Django dynamic type operation utilizing the database table

Scene analysis:

MySql backend database holds a large number of press ticker named data tables, each table is stored in each stock's daily data.

stock_000002

stock_600030

stock_600020

... a total of more than 3,000 tables.

Django. If you want the ticker to show the data of each table, using conventional ORM model becomes very difficult, because there are more than 3,000 tables, we need to build more than 3,000 models.

 

Solution:

1. The table names, and other fields to create a dynamic table according to the ORM model

def create_model(name, fields=None, app_label='', module='', options=None, admin=None):
    class Meta:
        pass
    if app_label:
        setattr(Meta, 'app_label', app_label)
    if options is not None:
        for key, value in options.items():
            setattr(Meta, key, value)
    attrs = {'__module__': module, 'Meta': Meta}
    if fields:
        attrs.update(fields)
    # 继承models.Model
    return type(name, (models.Model,), attrs)

 

2. Call create_model, returned custom_model ORM model is corresponding to the table

DEF new_stock (TAB_NAME):
     "" " 
    dynamic data model is created 
    : param tab_name: Table Name 
    : return: Returns the model class 
    " "" 
    Fields = {
         ' ts_code ' : models.CharField (= 20 is MAX_LENGTH ),
         ' trade_date ' : Models. as CharField (= 20 is MAX_LENGTH, UNIQUE = True),
         ' Open ' : models.FloatField (null = False, default = 0.0 ),
         ' High ' : models.FloatField (null = False, default = 0.0 ),
         ' Low ' : Models .FloatField (null = False,default=0.0),
        'close': models.FloatField(null=False, default=0.0),
        'pre_close': models.FloatField(null=False, default=0.0),
        'change': models.FloatField(null=False, default=0.0),
        'pct_chg': models.FloatField(null=False, default=0.0),
        'vol': models.FloatField(null=False, default=0.0),
        'amount': models.FloatField(null=False, default=0.0)
    }
    options = {'ordering': ['trade_date'], 'db_table': tab_name, }
    custom_model = create_model(tab_name, fields, options=options, app_label='stock', module='stock.models')
    return custom_model

 

3. http request daily stock data by date in descending order.

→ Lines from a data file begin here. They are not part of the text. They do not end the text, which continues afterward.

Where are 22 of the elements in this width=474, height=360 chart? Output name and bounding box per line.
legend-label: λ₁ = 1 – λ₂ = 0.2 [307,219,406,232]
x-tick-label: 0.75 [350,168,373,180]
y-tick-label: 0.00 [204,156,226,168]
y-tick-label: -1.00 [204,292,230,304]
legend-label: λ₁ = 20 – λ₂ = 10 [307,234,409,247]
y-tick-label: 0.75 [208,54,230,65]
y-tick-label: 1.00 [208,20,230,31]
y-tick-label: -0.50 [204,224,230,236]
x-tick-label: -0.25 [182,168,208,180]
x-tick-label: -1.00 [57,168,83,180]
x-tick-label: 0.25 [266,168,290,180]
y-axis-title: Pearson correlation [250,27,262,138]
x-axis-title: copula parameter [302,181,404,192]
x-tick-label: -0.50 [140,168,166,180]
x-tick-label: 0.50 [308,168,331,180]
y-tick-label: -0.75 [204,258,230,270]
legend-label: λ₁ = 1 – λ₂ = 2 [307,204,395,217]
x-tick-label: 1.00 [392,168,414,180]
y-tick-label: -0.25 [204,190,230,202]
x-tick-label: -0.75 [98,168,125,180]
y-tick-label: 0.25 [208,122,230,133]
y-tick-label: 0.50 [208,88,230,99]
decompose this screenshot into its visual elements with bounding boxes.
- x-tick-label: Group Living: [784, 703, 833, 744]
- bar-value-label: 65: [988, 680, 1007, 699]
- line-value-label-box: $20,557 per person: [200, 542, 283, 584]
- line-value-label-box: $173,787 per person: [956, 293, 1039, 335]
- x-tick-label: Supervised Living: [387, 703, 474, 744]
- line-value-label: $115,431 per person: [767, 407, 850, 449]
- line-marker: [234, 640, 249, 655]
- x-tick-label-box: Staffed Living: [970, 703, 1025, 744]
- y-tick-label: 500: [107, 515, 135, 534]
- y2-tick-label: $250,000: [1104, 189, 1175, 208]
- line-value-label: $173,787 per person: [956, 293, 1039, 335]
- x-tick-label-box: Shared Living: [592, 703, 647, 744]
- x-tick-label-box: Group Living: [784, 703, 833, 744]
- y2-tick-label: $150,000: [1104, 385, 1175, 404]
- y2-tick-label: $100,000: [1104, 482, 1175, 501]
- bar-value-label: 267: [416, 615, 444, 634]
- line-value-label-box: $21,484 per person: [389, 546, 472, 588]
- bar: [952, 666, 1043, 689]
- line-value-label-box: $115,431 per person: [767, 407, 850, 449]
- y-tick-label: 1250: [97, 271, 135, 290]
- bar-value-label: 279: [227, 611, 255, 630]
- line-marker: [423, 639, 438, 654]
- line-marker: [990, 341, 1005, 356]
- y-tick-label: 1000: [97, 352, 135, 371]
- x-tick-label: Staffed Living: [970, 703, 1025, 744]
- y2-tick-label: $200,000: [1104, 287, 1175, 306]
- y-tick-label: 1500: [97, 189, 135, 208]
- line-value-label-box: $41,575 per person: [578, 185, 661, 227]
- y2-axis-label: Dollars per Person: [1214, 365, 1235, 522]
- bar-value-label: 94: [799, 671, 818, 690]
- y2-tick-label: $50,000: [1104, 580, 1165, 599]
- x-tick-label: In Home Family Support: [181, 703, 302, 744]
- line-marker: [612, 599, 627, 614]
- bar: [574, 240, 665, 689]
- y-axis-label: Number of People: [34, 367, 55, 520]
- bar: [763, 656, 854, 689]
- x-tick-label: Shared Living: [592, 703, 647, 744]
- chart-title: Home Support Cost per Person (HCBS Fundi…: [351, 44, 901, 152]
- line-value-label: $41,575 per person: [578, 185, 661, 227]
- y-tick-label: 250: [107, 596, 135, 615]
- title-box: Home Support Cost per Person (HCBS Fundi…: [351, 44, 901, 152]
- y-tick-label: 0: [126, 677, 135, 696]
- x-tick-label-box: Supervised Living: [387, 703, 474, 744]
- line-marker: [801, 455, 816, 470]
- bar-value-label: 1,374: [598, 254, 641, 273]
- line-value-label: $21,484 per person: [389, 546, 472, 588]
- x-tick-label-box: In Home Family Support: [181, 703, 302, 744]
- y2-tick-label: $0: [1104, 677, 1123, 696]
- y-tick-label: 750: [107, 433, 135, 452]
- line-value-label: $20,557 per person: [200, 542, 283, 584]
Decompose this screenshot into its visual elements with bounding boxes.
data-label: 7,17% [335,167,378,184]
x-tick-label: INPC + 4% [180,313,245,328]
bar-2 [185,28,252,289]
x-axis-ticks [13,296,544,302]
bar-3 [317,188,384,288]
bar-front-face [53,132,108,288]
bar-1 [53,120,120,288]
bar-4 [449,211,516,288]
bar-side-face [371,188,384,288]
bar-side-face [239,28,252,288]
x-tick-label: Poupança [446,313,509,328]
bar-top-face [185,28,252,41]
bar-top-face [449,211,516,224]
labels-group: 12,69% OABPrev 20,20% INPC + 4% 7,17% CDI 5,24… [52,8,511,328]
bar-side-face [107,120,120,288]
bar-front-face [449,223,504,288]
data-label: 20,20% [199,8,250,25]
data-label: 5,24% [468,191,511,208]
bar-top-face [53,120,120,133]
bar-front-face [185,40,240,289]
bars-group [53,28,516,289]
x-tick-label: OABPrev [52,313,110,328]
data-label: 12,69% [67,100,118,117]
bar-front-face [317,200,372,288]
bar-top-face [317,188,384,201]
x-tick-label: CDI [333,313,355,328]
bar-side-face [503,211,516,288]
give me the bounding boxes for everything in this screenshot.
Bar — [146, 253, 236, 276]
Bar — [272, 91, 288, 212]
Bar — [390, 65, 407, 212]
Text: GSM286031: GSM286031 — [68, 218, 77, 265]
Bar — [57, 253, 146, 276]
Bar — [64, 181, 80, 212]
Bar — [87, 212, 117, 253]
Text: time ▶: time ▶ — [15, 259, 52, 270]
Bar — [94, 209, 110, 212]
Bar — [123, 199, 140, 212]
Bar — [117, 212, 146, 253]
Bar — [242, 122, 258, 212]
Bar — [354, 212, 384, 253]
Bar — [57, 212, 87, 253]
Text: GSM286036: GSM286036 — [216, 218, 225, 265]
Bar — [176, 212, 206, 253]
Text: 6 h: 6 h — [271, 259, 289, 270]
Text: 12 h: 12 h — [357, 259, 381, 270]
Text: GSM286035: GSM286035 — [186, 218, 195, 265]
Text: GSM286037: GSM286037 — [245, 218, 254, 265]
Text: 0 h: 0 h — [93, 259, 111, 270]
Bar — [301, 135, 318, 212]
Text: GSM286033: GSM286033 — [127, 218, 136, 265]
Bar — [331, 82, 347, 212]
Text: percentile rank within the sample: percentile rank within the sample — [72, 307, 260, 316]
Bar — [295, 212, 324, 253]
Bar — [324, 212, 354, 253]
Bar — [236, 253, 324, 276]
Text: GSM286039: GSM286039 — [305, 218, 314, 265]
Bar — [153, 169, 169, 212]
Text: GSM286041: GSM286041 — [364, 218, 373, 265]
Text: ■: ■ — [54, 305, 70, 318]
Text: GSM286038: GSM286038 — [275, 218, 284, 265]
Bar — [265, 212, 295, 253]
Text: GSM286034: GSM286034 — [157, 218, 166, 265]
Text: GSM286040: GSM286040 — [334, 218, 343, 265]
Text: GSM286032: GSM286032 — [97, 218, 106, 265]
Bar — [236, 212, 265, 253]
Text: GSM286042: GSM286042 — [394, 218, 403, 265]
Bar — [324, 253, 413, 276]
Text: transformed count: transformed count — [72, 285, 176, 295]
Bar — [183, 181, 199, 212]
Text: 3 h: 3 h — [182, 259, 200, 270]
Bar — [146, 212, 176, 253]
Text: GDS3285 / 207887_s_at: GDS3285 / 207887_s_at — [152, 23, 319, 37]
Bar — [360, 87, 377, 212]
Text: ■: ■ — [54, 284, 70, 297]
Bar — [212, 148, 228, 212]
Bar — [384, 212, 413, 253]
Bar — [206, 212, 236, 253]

DEF stock_detail (Request, PK): 
    TAB_NAME = ' stock_ ' + PK 
    stock_mod = new_stock (TAB_NAME) 

    # query 
    IF request.method == ' the GET ' : 
        limit = request.GET.get ( ' limit ' ) 
        offset = `` request.GET`` .get ( ' offset ' )
         # query the total number of records 
        total = stock_mod.objects.count () 

        # result in descending order by date 
        DataList = stock_mod.objects.all (). ORDER_BY ( '-trade_date')[int(offset): int(offset)+int(limit)]
        json_list = []

        import json
        # 返回json字符串
        for data in datalist:
            json_dict = model_to_dict(data)
            json_list.append(json_dict)

        result = dict()
        rows = list()
        result['total'] = total
        result['rows'] = json_list

        logger.info('Get the stock list ' )
         return jsonResponse (the Result, Safe = False)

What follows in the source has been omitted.